Na Taverna, sob o lume da curiosidade e da razão, vozes se entrelaçavam, formando, sem que soubessem, o delicado tecido do destino compartilhado.
Os quatro reunidos confortavelmente ao redor da mesa principal se puseram a iniciar o banquete sem demora, pois a espera havia aguçado o apetite.
Pairava no ar a expectativa que se tem quando figuras indiscutivelmente memoráveis se encontram: Albert Einstein, Albert Camus, Carl Sagan e Nietzsche, reunidos e dialogando fervorosamente. Não se tratava de um sentimento opressivo ou intimidatório, por mais importantes que fossem estas personalidades, pois eram reconhecidas não pelos seus cargos, títulos ou postos hierárquicos. A relevância de cada um deles se dera única e exclusivamente pelos seus feitos que marcaram a história da humanidade, cada um ao seu modo e em seu tempo, utilizando o que temos de melhor: o pensamento.

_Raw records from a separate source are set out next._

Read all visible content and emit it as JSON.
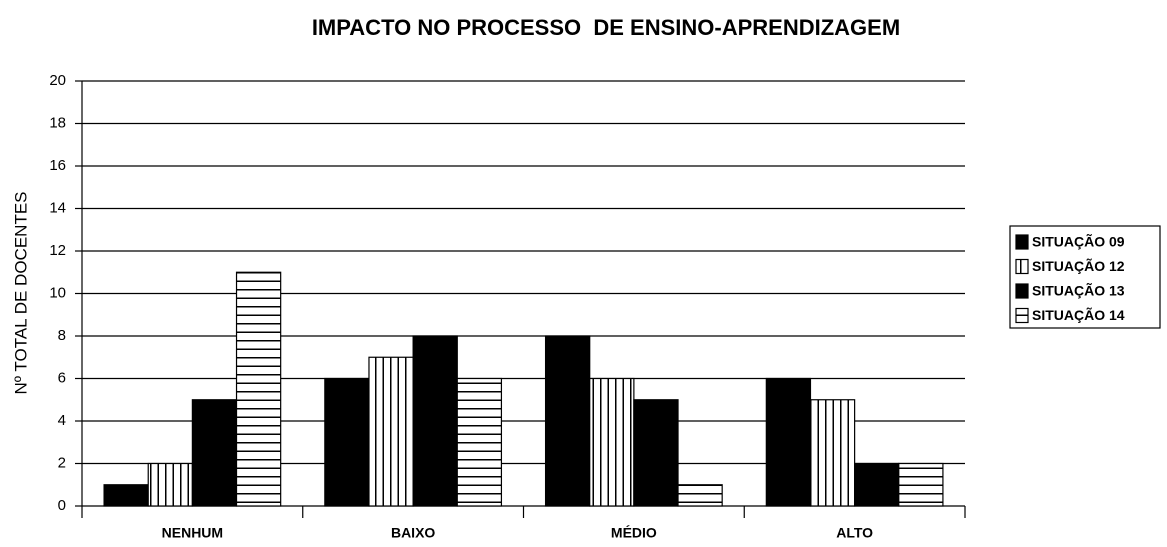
{
  "chart_data": {
    "type": "bar",
    "title": "IMPACTO NO PROCESSO  DE ENSINO-APRENDIZAGEM",
    "ylabel": "Nº TOTAL DE DOCENTES",
    "categories": [
      "NENHUM",
      "BAIXO",
      "MÉDIO",
      "ALTO"
    ],
    "series": [
      {
        "name": "SITUAÇÃO 09",
        "color": "#000000",
        "pattern": "solid",
        "values": [
          1,
          6,
          8,
          6
        ]
      },
      {
        "name": "SITUAÇÃO 12",
        "color": "#000000",
        "pattern": "vertical",
        "values": [
          2,
          7,
          6,
          5
        ]
      },
      {
        "name": "SITUAÇÃO 13",
        "color": "#000000",
        "pattern": "solid",
        "values": [
          5,
          8,
          5,
          2
        ]
      },
      {
        "name": "SITUAÇÃO 14",
        "color": "#000000",
        "pattern": "horizontal",
        "values": [
          11,
          6,
          1,
          2
        ]
      }
    ],
    "ylim": [
      0,
      20
    ],
    "yticks": [
      0,
      2,
      4,
      6,
      8,
      10,
      12,
      14,
      16,
      18,
      20
    ],
    "grid": true,
    "legend": "right"
  }
}
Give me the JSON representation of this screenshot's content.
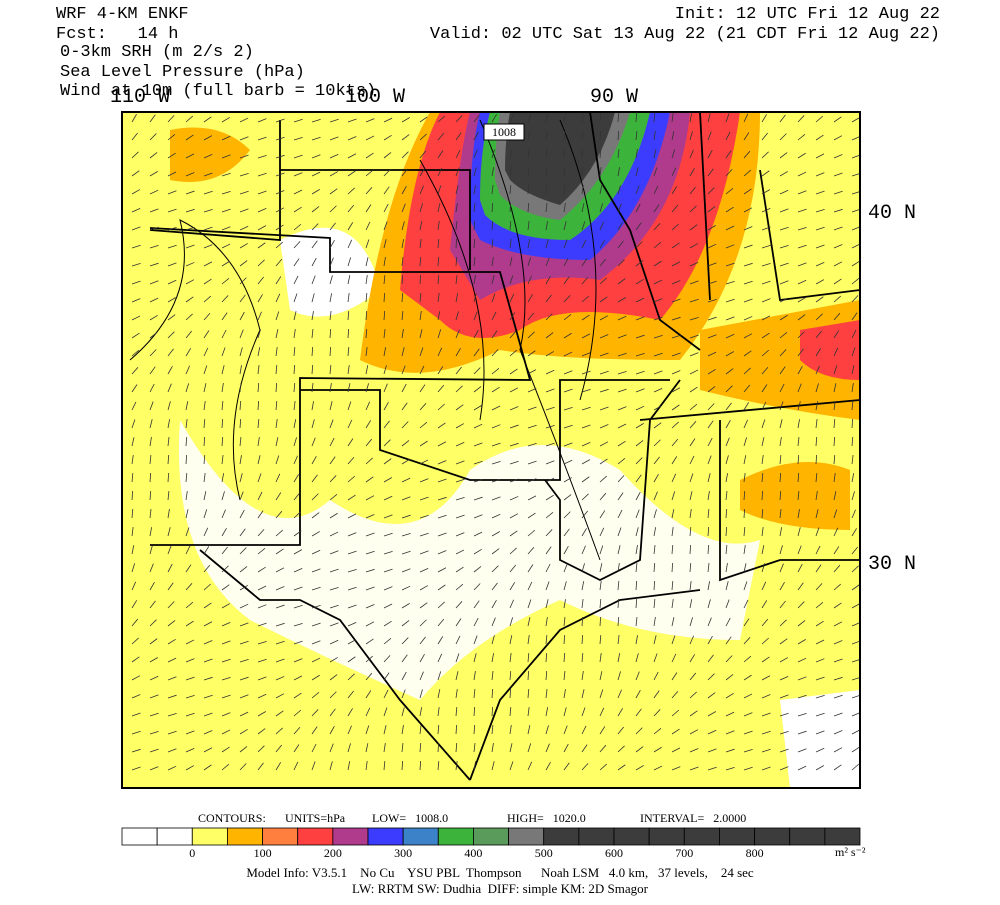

Portanto, não havia medo, receio ou intimidação. Havia o oposto desta sensação, em verdade. Um júbilo contagiante era quase palpável no ambiente.
Mais duas personagens intrigantes estavam presentes, um senhor bem vestido adjacente ao balcão, conversando animadamente com o gerente, e homem obscuro, tragando seu longo cachimbo e de capuz encobrindo parcialmente a face, ocupava uma mesa mais distante, nas sombras.
E, não podemos esquecer, quatro meninas aparentemente ocupadas com tarefas matemáticas e leitura divertiam-se próximas à lareira, sob o olhar auspicioso do garçom.
O pouco tempo disponível, se é que se podia expressar-se assim naquele ponto do espaço-tempo, tornava ainda mais preciosos aqueles momentos.
E, Ó oportunidade, grandes mentes dispostas a compartilhar com os afortunados presentes o que tinham de mais precioso: suas ideias e seus ideais. Ambos devidamente fundamentados, pois tal como um exímio esgrimista, quanto mais capaz e preciso o oponente, mais feroz é a batalha, mas também mais gratificante é a disputa.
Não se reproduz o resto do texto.